And until we got to Lagos, we didn’t have any sense of this company’s culture. Was it a one-man show, heavily dependent on its charismatic founder, Austin Okere? Or did it have people and processes in place to ensure continued growth into the future? Did employees at the bottom live the values expressed by those at the top? Or was it more of a show to impress customers, potential investors or other stakeholders?

To answer these questions about the company’s culture, we interviewed dozens of employees, from the most senior management to the most junior customer service and sales teams.

As it turned out, we couldn’t have picked a better company to lay these stereotypes to rest. The company has thrived in difficult circumstances because of an entrepreneurial culture that embodies the work ethic, personal responsibility and integrity of its founder. The firm has distinguished itself from the competition by consistently delivering on promises to customers and is one of Nigeria’s 50 fastest growing companies.

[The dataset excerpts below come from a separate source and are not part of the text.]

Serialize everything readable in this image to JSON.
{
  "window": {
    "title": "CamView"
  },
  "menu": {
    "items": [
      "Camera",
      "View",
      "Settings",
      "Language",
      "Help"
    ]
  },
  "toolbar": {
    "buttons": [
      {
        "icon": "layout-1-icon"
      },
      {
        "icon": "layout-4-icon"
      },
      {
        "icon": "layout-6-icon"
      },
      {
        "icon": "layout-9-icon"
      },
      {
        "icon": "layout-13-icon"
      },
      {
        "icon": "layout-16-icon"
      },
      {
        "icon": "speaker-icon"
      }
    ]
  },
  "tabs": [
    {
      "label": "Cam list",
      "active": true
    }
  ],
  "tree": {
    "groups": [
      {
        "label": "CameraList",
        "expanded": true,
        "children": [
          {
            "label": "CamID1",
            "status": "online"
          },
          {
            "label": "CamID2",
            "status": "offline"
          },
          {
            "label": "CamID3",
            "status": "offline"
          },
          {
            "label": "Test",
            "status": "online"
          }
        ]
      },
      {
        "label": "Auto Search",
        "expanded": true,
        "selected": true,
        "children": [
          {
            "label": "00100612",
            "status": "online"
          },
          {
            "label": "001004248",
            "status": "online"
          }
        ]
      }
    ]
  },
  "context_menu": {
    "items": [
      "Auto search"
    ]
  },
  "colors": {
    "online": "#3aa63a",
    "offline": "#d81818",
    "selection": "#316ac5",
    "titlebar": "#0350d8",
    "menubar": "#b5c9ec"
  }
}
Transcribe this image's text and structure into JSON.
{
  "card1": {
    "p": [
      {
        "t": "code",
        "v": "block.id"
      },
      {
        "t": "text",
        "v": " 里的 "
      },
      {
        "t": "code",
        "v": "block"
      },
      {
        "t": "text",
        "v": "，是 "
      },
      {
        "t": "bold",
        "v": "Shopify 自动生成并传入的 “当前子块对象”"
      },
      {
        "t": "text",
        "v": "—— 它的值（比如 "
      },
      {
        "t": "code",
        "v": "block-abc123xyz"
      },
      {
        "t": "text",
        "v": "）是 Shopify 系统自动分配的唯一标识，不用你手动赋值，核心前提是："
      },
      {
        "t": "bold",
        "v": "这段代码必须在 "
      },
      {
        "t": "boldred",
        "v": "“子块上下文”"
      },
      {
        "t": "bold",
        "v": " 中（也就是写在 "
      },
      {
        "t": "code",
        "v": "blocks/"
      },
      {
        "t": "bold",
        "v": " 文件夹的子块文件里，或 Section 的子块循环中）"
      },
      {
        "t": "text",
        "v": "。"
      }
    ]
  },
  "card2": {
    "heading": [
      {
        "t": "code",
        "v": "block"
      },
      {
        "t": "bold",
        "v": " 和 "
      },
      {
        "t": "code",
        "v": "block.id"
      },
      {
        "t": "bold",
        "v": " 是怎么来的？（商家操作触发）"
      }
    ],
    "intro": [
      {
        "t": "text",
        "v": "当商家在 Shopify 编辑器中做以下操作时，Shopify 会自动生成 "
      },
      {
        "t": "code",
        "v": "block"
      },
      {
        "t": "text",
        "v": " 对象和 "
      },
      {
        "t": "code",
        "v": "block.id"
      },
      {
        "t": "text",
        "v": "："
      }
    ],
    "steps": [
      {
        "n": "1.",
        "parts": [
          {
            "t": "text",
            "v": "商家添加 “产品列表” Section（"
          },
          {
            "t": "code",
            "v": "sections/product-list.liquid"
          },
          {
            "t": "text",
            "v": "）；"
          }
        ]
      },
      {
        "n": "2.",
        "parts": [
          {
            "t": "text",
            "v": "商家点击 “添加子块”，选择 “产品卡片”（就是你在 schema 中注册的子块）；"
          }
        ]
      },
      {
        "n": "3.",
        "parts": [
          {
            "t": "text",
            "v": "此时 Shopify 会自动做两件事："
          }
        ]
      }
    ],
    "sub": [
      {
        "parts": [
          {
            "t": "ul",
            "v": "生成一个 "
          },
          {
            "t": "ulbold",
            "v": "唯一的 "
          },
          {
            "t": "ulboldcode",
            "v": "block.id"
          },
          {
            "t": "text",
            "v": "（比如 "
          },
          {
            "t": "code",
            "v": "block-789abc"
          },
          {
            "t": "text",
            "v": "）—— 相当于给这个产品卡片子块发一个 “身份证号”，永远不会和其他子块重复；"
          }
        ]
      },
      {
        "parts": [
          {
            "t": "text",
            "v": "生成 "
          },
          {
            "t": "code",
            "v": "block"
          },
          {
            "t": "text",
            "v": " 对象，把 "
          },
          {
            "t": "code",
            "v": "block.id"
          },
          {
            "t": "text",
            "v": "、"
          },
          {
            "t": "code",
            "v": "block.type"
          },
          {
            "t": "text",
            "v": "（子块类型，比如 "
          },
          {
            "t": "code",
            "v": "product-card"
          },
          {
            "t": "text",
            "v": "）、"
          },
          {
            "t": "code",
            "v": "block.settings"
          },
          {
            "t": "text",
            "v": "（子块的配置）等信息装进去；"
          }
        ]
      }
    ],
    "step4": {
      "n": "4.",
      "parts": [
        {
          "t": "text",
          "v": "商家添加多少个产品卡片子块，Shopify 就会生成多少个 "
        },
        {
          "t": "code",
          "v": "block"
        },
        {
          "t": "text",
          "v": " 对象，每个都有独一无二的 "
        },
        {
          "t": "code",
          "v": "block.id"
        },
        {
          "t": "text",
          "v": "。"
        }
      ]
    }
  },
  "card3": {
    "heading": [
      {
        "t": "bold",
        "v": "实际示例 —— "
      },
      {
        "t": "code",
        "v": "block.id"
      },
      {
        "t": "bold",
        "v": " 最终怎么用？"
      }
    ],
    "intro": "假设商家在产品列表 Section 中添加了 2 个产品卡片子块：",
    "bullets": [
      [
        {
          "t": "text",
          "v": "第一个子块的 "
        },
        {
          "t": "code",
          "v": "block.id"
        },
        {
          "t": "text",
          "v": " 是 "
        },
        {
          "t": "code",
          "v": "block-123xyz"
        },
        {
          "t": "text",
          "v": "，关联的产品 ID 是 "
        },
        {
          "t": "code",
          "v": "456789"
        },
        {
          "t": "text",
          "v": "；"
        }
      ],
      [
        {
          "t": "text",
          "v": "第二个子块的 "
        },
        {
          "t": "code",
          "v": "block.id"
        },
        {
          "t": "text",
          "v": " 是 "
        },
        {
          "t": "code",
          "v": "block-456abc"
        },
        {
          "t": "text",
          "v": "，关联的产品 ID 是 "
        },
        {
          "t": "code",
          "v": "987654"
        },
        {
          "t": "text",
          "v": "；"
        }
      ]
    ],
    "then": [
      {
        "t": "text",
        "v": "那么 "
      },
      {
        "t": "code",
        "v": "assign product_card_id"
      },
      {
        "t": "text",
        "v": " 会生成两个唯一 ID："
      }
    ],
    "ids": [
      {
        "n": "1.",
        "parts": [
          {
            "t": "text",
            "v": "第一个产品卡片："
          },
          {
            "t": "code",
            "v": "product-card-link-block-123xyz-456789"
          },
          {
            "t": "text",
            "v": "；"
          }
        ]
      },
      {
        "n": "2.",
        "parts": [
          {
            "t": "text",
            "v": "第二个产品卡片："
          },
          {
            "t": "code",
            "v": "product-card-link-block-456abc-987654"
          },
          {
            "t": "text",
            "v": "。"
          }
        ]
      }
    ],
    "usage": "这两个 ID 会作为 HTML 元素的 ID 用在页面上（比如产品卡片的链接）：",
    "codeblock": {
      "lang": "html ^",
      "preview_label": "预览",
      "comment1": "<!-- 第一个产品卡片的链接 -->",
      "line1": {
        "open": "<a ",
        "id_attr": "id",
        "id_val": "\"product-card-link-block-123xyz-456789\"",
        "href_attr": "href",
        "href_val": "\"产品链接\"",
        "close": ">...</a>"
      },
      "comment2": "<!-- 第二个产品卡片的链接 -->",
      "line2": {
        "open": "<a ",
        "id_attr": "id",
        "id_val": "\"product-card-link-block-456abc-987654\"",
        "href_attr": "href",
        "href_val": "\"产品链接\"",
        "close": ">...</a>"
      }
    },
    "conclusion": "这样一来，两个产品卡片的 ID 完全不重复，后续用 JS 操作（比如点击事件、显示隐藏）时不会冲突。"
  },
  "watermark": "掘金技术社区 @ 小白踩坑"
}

A rep from Cisco told us that the firm is “probably the most entrepreneurial company in Nigeria, certainly in the most entrepreneurial in IT sector.” The founder of the competing firm, who has since sold his business to a larger international player, expressed similar respect for his former rivals.

Because the case study requires a valuation of the company, we also spent a good deal of time learning about the country’s capital markets in general and the private equity group’s offer in particular. We interviewed senior leaders at several private equity firms, the founder of a local investment bank and high-ranking officials from Citigroup. The information we gained from these meetings was invaluable for understanding the similarities and differences between Nigerian capital markets and those of more developed economies.

We concluded our trip with a visit to the Lagos Business School, a member of the Association of African Business Schools and a huge supporter of our project. The folks there not only linked us up with Computer Warehouse Group at the outset but also booked our hotels and even provided our team with a driver during our stay. The school’s ultramodern facilities and helpful administrators were very impressive. We are excited that our work will help contribute to the world-class institution they are building in the heart of Africa.